When Mrs Vakauta was growing up, Mt Roskill was one of about a dozen "dry" areas of the country that had voted to ban all alcohol sales.

But regular three-yearly votes on liquor licensing were consigned to history with many other restrictions on our lives by the pro-market Labour Government of 1984 to 1990, which changed the liquor laws in 1989 to let anyone sell alcohol provided that their character was deemed to be "suitable".

Today Mt Roskill boasts 11 "off-licences" where you can buy alcohol to take away, says early childhood hub co-ordinator Zena Wrigley.

She helped to galvanise the community when Brar Holdings applied to open a 12th liquor store in McKinnon St, a short link from the houses around Molley Green to the Hillsborough Kindergarten, Hay Park Primary School and Waikowhai Intermediate directly across Richardson Rd.

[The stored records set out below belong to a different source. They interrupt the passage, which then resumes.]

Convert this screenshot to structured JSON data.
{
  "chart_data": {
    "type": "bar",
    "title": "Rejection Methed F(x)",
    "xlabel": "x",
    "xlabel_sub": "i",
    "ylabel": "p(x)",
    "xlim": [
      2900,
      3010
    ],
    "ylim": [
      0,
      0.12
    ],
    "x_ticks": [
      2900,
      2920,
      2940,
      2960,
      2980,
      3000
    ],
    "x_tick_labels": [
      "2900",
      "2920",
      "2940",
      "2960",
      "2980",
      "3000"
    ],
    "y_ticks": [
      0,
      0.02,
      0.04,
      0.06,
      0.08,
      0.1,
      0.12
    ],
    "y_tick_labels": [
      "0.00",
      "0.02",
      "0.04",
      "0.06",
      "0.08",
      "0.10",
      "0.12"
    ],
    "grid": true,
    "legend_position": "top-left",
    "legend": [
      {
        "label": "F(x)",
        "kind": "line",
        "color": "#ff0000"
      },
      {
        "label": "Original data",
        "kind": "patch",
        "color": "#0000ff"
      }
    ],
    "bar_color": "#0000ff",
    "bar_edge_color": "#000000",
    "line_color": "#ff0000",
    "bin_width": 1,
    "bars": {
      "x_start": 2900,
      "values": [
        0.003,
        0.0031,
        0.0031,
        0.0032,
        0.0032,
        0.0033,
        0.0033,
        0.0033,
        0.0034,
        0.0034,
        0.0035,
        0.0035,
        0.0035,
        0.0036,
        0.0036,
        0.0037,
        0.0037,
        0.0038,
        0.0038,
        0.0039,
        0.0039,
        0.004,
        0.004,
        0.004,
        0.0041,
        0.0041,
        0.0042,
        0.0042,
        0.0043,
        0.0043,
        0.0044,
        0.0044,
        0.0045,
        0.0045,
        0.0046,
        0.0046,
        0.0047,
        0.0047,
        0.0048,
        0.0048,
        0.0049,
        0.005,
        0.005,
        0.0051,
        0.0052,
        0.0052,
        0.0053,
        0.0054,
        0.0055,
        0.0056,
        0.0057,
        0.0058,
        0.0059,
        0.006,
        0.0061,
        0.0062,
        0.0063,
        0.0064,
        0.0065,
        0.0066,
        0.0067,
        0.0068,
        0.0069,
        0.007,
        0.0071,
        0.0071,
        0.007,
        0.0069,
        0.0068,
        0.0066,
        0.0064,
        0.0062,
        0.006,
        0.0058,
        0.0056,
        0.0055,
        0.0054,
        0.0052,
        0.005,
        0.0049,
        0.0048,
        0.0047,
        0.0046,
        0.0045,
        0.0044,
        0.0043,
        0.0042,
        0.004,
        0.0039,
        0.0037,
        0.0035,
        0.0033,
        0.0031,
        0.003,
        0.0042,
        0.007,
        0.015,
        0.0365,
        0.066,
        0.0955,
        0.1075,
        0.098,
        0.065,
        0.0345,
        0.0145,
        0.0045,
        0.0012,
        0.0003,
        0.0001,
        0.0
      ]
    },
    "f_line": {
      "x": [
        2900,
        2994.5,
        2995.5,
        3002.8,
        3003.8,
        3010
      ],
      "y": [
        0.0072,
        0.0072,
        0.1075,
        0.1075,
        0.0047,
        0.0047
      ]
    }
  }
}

Mrs Wrigley, Shona McCormack and other residents quickly gathered almost 1000 signatures on a petition to oppose the application and attracted 74 people to a public meeting chaired by Hay Park School board of trustees chairwoman Roseanne Hay, daughter of Auckland Deputy Mayor David Hay and granddaughter of the home-building pioneer after whom Keith Hay Park is named.

The meeting voted unanimously not just to oppose the new liquor licence, but also to ask the city council for liquor bans in Keith Hay Park and Molley Green.

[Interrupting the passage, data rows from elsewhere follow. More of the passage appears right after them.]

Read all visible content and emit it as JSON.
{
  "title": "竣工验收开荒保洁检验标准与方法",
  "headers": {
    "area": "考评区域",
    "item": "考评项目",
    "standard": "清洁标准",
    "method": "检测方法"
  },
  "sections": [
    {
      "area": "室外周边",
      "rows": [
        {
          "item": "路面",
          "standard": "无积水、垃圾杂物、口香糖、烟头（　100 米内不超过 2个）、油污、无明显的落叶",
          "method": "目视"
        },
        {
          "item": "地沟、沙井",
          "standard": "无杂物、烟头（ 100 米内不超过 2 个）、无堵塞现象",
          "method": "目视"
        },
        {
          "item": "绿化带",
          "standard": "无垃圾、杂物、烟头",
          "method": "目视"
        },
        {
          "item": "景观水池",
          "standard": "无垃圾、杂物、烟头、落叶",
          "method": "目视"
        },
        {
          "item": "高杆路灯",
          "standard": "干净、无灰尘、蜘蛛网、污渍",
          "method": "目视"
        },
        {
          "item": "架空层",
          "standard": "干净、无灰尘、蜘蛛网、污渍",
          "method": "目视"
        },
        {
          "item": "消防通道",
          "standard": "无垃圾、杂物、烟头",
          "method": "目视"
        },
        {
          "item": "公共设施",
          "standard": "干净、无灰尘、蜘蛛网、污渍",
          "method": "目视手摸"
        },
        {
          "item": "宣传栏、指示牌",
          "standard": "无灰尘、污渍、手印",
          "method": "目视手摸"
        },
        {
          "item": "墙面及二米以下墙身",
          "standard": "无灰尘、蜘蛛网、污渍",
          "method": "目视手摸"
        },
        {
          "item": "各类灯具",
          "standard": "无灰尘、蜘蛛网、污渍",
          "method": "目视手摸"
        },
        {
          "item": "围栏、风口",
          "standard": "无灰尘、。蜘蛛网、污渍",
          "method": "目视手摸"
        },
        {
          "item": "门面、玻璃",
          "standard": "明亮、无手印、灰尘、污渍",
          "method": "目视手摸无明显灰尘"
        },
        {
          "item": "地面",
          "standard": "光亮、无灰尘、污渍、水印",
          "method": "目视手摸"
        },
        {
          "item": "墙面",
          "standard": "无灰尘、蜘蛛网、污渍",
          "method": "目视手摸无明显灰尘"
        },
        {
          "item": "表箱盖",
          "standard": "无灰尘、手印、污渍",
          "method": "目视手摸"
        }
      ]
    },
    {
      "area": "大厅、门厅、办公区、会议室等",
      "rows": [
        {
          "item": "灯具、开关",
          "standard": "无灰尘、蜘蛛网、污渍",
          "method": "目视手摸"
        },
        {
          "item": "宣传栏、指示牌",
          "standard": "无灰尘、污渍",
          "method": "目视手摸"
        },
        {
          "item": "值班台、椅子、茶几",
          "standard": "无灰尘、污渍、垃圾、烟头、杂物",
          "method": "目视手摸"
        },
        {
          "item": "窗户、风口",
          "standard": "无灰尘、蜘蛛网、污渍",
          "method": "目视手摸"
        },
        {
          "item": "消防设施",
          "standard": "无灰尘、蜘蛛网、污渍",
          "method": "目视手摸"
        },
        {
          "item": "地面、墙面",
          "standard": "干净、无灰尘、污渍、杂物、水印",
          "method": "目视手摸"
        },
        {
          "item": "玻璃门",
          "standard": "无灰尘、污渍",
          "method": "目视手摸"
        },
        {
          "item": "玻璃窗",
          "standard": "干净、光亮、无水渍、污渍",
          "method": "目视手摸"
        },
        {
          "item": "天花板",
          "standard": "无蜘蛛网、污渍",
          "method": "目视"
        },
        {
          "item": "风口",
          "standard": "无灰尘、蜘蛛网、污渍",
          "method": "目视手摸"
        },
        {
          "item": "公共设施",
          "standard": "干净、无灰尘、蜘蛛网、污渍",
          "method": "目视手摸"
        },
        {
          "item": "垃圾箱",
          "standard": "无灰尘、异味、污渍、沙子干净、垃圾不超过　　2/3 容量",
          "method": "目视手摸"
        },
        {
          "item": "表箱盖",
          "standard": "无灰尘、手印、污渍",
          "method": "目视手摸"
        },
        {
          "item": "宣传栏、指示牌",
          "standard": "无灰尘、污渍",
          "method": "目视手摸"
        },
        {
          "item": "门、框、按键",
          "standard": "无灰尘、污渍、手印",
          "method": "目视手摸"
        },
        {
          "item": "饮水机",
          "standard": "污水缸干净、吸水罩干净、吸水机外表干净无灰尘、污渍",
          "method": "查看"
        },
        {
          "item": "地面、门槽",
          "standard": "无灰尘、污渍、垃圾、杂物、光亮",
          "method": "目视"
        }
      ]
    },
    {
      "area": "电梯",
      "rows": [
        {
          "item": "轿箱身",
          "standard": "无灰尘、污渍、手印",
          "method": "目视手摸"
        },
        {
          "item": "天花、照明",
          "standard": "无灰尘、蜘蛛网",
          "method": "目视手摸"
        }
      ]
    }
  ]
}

Waikowhai Intermediate principal Howard Perry says residents raised the issue of the parks spontaneously and there was unanimous support for banning liquor in them.

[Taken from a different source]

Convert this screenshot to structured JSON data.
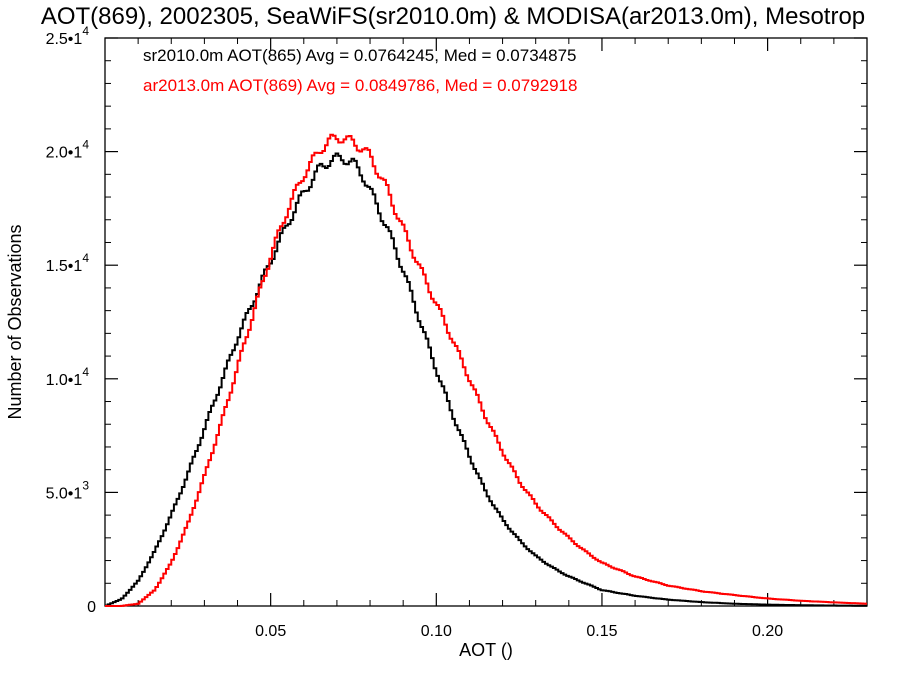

"There's a new carpark being built for Hay Park and youth are going down there in cars and drinking," he says.

The police opposed the application for the new liquor store.

"We had questions in relation to the applicant and the application," says Auckland West police liquor licensing co-ordinator Sergeant Jason Loye.

Five days before the hearing was due on December 15, Brar Holdings withdrew its application because of what its consultant Peter Swain describes as "personal circumstances of the applicants".

Meanwhile David Hay presented a second petition for liquor bans in the park, signed by 780 people, to the city council on December 11.

Officials have told him it normally takes seven to eight months to get a liquor ban approved, but he wants to speed it up. The ban looks likely to go through.

Around the country, similar local resistance is bubbling up against the spread of liquor outlets, which have more than doubled under the 1989 Sale of Liquor Act from 6295 in 1990 to 14,139 last June.

"This is not a Roskill South issue. It's a national issue that every community faces," says Mrs Wrigley.

"Remuera has two liquor outlets, Mt Roskill has 11. They are targeting certain areas because it's low socio-economic groups they are targeting. It's creating huge issues in our communities."

A long-term study of about 1000 people born in Dunedin in 1972-73 confirms that adolescents aged 15 to 21 with unskilled or semi-skilled fathers are 2 times as likely to drink large amounts of alcohol as youths of the same age with fathers in professional or administrative jobs.

And a national study by Canterbury University geographer Dr Jamie Pearce found last year that there are five times as many liquor licences per head in the most deprived fifth of census meshblock areas in the country as there are in the best-off fifth. (Each
census meshblock has about 100 people.)

This study found, incidentally, that there are also almost four times as many fast food outlets, and three times as many supermarkets and grocers, in the poorest fifth of communities as in the richest fifth.

This suggests that both food and liquor stores tend to be in poorer areas partly because the land is cheaper there, and not just because poor people drink more.

This matters because heavy drinking is a big factor in crime and violence.

A Ministry of Health survey in 2004 found that 5.7 per cent of all New Zealanders, and 21 per cent of young men aged 18 to 24, had been assaulted in the past year by someone who had been drinking.

Mt Roskill Community Board chairman Richard Barter says society needs to impose similar restrictions on alcohol to those on poker machines, which are subject to local control.

"Business is business," he says.

"But I can't see any justification for more liquor outlets in the community when the consequences of its abuse are so evident."